Aer Lingus reports 2008 overall loss despite pre-tax profit
Aer Lingus Group has announced a pre-tax profit of €21.2 million before exceptional items for the year ended 31 December 2008. The exceptional items plus tax took the result to a loss of €107.8 million.
Revenue rose by 5.6% to €1.357 billion in 2008 from €1.28 billion in 2007. Total costs before employee profit share and net exceptional items were €1.375 billion, leaving an operating loss of €17.6 million.
Commenting on the performance, Aer Lingus CEO, Dermot Mannion, said, ‘2008 was a year of exceptionally challenging trading conditions for the aviation industry as a whole. For Aer Lingus, falling consumer demand in key markets, a weakening dollar and sterling, and increased competition across the network combined to put sustained and significant pressure on our business throughout the year. Record highs and volatile movements in fuel prices also had a significant negative impact on the business.
"Despite the significant additional fuel cost encountered during the year, which brought the business from an operating profit to a small operating loss, the Group managed to report a pre-tax profit before exceptional items. 2008 was a year where we made continued progress on operating cost reduction. We also made exciting progress on a range of international developments, including the launch of our Gatwick base, as the Group recognises that continued growth will require us to diversify away from the Irish market on which we have been over-dependant. Our focus on driving revenue growth, together with a significant reduction to our operating cost base will benefit the Group over the medium-term.
"Achieving passenger growth in a downturn is testament to the transformation Aer Lingus has made in the last number of years and will be the key to providing a platform for a diversified, strong business for the future. Since the IPO, we have focussed on transforming Aer Lingus from an Irish business to an international airline. We have made significant progress towards this objective with the establishment of two international bases and a range of long-haul partnerships, which include Aer Lingus’ first non-Irish routes. While Ireland will always be a core element of the Aer Lingus operating platform, diversifying our revenue streams out of the Irish market is key to the long-term success of this business.’
Aer Lingus says that while it expects to grow passenger volumes marginally in 2009, forecasting a full-year outcome in a weak and rapidly deteriorating operating environment is difficult. The weakening economic environment has, in particular, impacted the cargo and Premier sections of its business.

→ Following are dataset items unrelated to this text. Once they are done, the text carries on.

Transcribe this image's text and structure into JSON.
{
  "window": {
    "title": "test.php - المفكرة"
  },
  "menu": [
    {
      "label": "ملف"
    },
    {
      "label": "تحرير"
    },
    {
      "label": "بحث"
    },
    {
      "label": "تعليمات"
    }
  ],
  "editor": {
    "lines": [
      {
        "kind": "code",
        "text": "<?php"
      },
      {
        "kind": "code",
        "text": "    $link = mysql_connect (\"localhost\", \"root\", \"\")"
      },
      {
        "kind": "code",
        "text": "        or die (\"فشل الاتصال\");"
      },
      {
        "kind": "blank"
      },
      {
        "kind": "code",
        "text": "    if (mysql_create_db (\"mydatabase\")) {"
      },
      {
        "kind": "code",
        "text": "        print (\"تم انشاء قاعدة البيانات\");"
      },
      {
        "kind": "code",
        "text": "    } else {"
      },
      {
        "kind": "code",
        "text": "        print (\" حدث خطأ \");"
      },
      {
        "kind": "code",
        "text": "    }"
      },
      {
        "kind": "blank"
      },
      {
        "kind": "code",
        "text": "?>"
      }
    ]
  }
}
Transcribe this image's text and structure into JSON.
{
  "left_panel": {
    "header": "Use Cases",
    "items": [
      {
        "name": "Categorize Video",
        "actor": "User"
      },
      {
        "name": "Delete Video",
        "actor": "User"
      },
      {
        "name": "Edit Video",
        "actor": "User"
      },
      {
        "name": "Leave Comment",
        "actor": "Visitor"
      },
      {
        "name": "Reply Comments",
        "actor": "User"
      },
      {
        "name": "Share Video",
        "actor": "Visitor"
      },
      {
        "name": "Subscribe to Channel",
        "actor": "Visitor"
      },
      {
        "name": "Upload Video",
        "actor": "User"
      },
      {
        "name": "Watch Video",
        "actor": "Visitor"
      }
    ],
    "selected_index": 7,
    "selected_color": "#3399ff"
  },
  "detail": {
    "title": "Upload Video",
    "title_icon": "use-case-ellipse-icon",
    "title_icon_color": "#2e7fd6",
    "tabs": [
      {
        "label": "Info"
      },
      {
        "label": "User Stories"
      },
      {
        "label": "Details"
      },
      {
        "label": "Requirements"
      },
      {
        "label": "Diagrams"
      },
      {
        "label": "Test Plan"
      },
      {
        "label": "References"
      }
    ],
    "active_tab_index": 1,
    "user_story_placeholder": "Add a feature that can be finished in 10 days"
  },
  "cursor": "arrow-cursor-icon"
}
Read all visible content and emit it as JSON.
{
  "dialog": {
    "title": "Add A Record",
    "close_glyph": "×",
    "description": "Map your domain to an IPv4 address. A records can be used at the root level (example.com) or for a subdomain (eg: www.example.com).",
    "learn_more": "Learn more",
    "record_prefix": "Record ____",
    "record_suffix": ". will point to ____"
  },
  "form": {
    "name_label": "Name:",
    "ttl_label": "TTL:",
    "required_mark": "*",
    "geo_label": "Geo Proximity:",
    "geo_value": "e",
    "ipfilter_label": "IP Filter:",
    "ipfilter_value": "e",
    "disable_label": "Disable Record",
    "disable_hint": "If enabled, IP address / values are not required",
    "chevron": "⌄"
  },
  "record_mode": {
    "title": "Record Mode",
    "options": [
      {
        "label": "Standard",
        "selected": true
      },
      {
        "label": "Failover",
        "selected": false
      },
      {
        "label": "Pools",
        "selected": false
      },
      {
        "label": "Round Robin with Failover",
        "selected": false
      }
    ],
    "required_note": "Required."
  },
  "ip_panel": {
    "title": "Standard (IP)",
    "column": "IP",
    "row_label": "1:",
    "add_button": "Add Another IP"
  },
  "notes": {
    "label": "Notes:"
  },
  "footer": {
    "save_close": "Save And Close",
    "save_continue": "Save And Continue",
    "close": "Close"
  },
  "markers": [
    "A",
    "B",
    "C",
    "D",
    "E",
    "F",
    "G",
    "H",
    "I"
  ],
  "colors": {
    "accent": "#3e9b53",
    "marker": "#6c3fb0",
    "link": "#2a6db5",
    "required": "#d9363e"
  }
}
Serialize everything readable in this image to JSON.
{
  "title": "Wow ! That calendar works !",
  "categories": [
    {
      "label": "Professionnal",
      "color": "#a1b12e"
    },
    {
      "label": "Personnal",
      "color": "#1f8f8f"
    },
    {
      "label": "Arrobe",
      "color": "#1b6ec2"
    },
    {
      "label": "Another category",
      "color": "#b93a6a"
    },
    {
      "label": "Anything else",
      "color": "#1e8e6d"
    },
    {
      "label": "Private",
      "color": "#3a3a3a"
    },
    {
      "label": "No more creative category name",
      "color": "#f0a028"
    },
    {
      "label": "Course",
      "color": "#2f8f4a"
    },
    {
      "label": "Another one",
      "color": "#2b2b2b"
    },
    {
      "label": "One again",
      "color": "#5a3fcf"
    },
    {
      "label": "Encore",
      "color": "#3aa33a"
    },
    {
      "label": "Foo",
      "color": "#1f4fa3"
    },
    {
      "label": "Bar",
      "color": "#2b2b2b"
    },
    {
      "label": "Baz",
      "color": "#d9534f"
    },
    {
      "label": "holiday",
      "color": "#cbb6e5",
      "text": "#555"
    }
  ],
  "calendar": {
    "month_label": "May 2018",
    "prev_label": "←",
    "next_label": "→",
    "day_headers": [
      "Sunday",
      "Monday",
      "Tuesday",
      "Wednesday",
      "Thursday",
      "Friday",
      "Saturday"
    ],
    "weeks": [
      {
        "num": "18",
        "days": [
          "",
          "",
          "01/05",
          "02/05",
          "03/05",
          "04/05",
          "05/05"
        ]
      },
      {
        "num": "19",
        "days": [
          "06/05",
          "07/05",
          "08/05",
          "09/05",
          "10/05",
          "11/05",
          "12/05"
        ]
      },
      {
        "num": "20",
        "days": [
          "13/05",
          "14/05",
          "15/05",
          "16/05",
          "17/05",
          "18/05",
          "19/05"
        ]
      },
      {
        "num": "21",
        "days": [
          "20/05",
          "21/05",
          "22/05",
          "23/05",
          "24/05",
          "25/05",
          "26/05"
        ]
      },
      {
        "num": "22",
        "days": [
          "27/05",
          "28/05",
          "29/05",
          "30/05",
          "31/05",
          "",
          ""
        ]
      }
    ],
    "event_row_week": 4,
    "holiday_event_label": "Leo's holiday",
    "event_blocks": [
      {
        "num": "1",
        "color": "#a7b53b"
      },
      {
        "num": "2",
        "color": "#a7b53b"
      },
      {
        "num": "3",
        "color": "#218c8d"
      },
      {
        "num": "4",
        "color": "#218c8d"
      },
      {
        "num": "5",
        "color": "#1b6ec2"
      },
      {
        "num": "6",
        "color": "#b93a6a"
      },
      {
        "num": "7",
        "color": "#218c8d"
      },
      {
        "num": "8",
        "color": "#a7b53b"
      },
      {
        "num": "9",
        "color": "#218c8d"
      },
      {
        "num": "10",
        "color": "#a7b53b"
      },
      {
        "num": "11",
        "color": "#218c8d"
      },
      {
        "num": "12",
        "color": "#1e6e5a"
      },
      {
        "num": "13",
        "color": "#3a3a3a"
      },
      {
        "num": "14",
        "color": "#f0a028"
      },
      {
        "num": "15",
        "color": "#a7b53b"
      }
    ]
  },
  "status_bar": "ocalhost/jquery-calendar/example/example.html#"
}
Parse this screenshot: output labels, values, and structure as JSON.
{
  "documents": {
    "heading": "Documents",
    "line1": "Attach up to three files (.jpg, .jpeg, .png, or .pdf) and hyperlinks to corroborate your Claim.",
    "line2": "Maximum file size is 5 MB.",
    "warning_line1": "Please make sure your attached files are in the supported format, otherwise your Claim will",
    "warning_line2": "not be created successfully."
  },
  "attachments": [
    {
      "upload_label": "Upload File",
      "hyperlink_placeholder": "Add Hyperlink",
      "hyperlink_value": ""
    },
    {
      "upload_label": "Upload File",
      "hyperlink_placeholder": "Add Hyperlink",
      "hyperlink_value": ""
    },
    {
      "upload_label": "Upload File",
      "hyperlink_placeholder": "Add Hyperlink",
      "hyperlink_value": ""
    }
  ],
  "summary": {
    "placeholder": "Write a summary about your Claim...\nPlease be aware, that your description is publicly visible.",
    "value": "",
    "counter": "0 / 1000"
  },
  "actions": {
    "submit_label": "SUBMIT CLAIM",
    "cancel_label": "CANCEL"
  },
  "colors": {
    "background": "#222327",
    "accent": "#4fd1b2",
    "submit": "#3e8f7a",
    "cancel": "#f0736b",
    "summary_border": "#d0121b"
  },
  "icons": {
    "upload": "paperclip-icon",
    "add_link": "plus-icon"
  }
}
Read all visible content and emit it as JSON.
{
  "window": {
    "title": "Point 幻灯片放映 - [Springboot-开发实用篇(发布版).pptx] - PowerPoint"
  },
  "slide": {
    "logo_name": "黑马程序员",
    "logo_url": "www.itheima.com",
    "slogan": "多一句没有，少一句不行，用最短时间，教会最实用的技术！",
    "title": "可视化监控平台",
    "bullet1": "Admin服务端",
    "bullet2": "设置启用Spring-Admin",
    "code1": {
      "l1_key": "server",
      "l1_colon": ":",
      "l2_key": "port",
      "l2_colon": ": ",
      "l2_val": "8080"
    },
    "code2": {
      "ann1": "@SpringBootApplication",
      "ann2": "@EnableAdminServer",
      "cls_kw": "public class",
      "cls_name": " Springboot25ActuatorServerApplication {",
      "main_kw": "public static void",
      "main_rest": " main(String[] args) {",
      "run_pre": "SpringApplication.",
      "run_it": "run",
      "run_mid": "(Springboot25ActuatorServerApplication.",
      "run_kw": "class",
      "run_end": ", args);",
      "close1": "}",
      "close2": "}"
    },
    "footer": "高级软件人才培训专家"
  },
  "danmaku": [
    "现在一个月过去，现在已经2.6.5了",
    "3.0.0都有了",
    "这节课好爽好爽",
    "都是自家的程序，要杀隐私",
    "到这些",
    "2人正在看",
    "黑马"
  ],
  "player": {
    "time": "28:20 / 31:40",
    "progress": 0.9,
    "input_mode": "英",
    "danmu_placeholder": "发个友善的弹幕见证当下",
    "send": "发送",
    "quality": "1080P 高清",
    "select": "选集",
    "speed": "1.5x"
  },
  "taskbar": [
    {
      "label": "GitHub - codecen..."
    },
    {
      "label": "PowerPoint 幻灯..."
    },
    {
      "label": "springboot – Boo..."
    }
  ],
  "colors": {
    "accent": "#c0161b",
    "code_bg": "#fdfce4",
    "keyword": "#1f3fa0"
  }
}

Since the start of 2009, the continued and accelerating flow of negative economic data from the Irish and international markets, together with the increasing numbers of people out of work, has weakened consumer demand. Passengers are increasingly booking later and lower fares are necessary to ensure load factors remain stable. To maintain volumes, it is now expected that in 2009 average fares will decline by a minimum of 10% as compared to 2008. The Group is therefore forecasting a larger operating loss in 2009 than in 2008 and as such, the Group is unlikely to meet its previous guidance of a pre-tax profit in 2009.